Decades later and a Russian, American and Italian are sitting side by side in a spacecraft as they hurtle through the atmosphere.
The Russian space capsule with three astronauts aboard has lifted off on a fast-track trip to the International Space Station (ISS) on the 50th anniversary of the US moon landing.
The Soyuz craft is carrying Andrew Morgan of the United States on his first spaceflight, Russian Alexander Skvortsov, the Commander on his third mission to the space station, and Italy’s Luca Parmitano, who previously flew in 2013.
The patch on the crew’s spacesuits, to mark this expedition, echoes the one from NASA’s moon mission.
The capsule entered orbit nine minutes after lift-off from Russia’s launch complex in Baikonur, Kazakhstan and will dock with the ISS about six hours later after just four orbits.
The crew will be greeted on the ISS by Russian Alexey Ovechkin and Americans Nick Hague and Christina who have been aboard since March and have laid out the cutlery for their visitors.
Table set for 6 on @Space_Station. All prepped for the second half of the Expedition 60 crew to arrive! Population in space doubles tomorrow. God speed, @AstroDrewMorgan, @astro_luca, and Alexander Skvortsov! pic.twitter.com/h2oB5ZH92i
— Christina H Koch (@Astro_Christina) July 19, 2019
The timing of the trip was reportedly co-incidental but Morgan said the crew was honoured to serve as a symbolic link between the past and present.
“I can’t think of a better way to commemorate the 50th anniversary of the Apollo moon landing than launching on the anniversary with an international crew, especially in light of NASA’s reaffirmation that we intend to land a crew on the surface of the moon in 2024,” Morgan said.
The Russian, Skvortsov, said he hoped space exploration would continue a forward momentum.
“The moon mission and the moon landing, the first steps of a human being on the surface of the moon, are so important,” Skvortsov said before the launch.
“They are in the memory and in the hearts of every person on Earth. Such significant events demonstrate how important it is to go forward. I hope we keep going forward.”

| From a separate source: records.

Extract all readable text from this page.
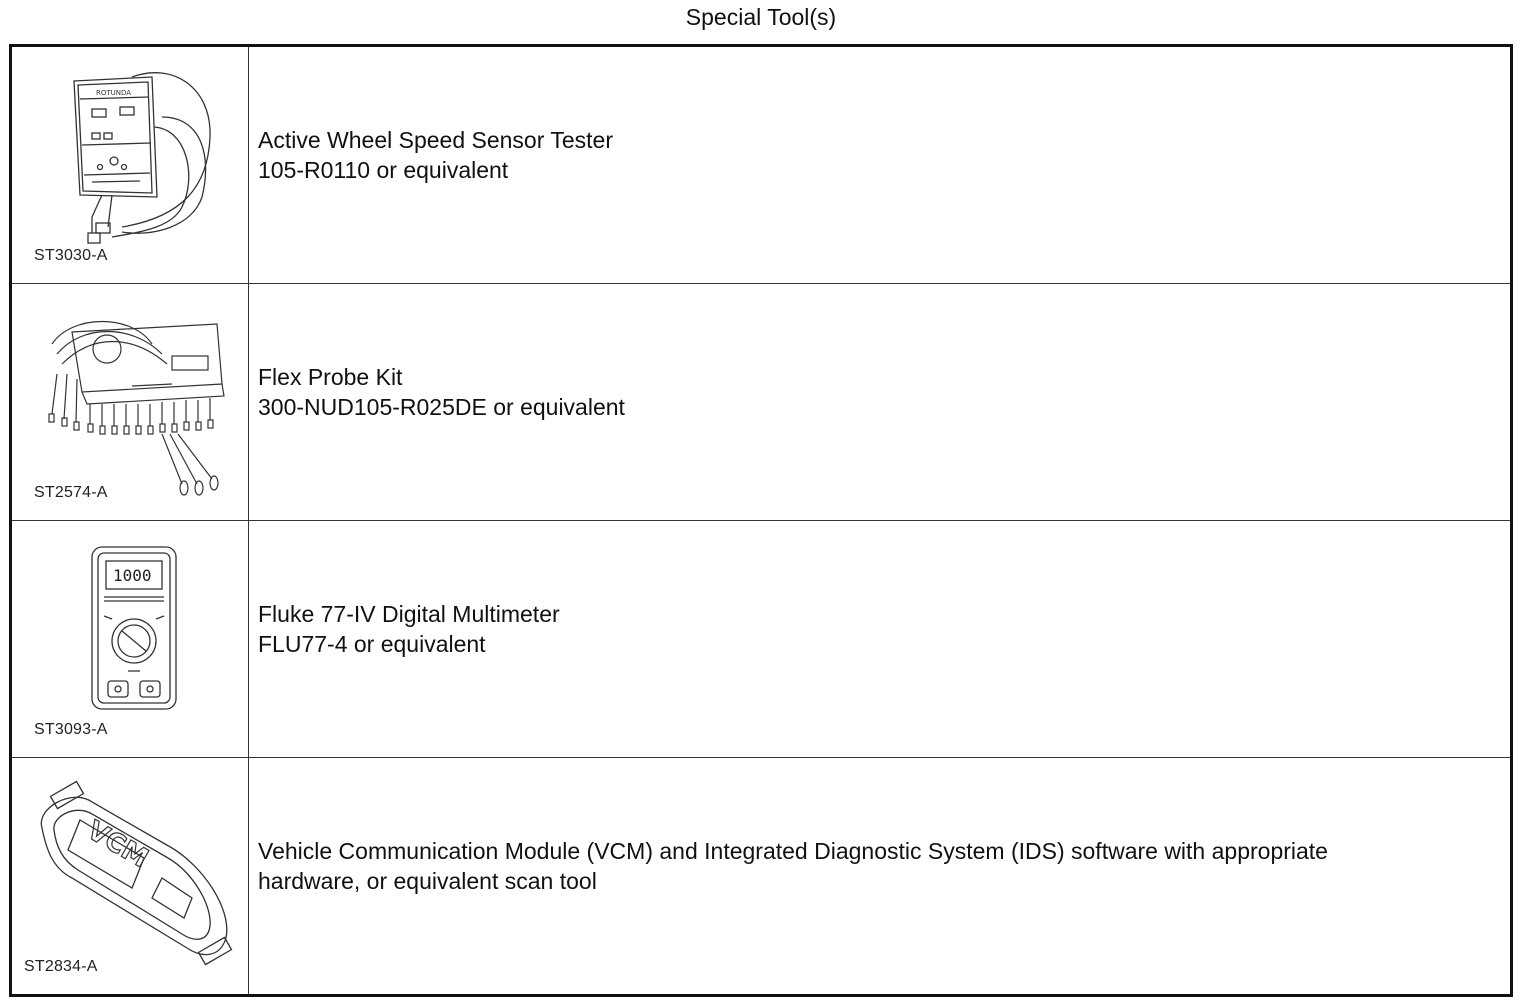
Special Tool(s)
ROTUNDA
ST3030-A	Active Wheel Speed Sensor Tester
105-R0110 or equivalent

ST2574-A	Flex Probe Kit
300-NUD105-R025DE or equivalent

1000
ST3093-A	Fluke 77-IV Digital Multimeter
FLU77-4 or equivalent

VCM
ST2834-A	Vehicle Communication Module (VCM) and Integrated Diagnostic System (IDS) software with appropriate
hardware, or equivalent scan tool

The Trump administration has vowed to get astronauts back on the moon by 2024, four years earlier than previously planned, and then on to Mars in the 2030s.

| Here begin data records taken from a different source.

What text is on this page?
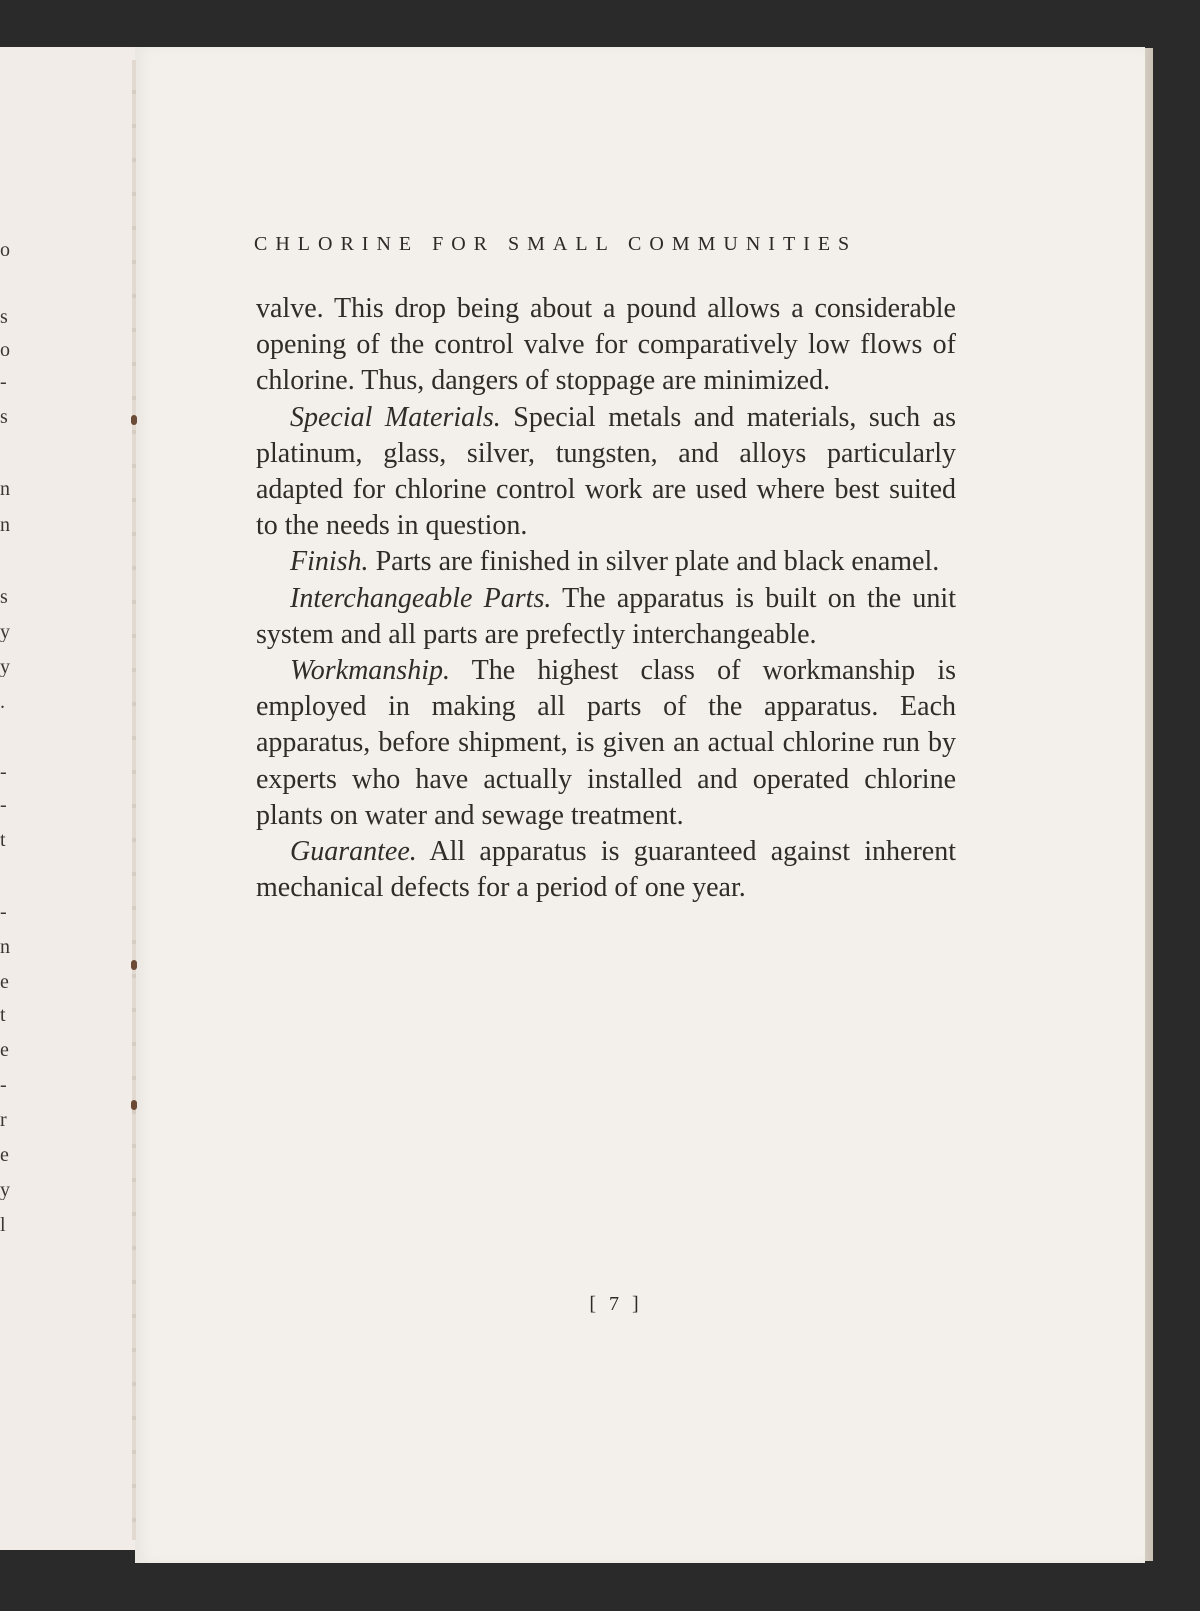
o
s
o
-
s
n
n
s
y
y
.
-
-
t
-
n
e
t
e
-
r
e
y
l
CHLORINE FOR SMALL COMMUNITIES

valve. This drop being about a pound allows a considerable opening of the control valve for comparatively low flows of chlorine. Thus, dangers of stoppage are minimized.

Special Materials. Special metals and materials, such as platinum, glass, silver, tungsten, and alloys particularly adapted for chlorine control work are used where best suited to the needs in question.

Finish. Parts are finished in silver plate and black enamel.

Interchangeable Parts. The apparatus is built on the unit system and all parts are prefectly interchangeable.

Workmanship. The highest class of workmanship is employed in making all parts of the apparatus. Each apparatus, before shipment, is given an actual chlorine run by experts who have actually installed and operated chlorine plants on water and sewage treatment.

Guarantee. All apparatus is guaranteed against inherent mechanical defects for a period of one year.

[ 7 ]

Mr Trump was briefed on his administration’s plans when he met with the original Apollo 11 astronauts Buzz Aldrin and Michael Collins on the 50th anniversary.
“We’re bringing the glamour back” to the space program, Mr Trump said.
Meanwhile across the US, thousands of people are celebrating the moon landing milestone, from visiting the space centre to eating moon pies.
At NASA’s Kennedy Space Center in Florida, Aldrin showed Vice President Mike Pence the launch pad where he flew to the moon in 1969.
And in Armstrong’s hometown of Wapakoneta, Ohio, nearly 2000 runners competed in “Run to the Moon” races.
“We’re celebrating the 50th anniversary of perhaps the most historic event in my lifetime, maybe in anybody’s lifetime, the landing on the moon,” said 10K runner Robert Rocco, 54, of Centerville, Ohio.
“The ’60s were very turbulent. But that one bright wonderful moment was the space program.”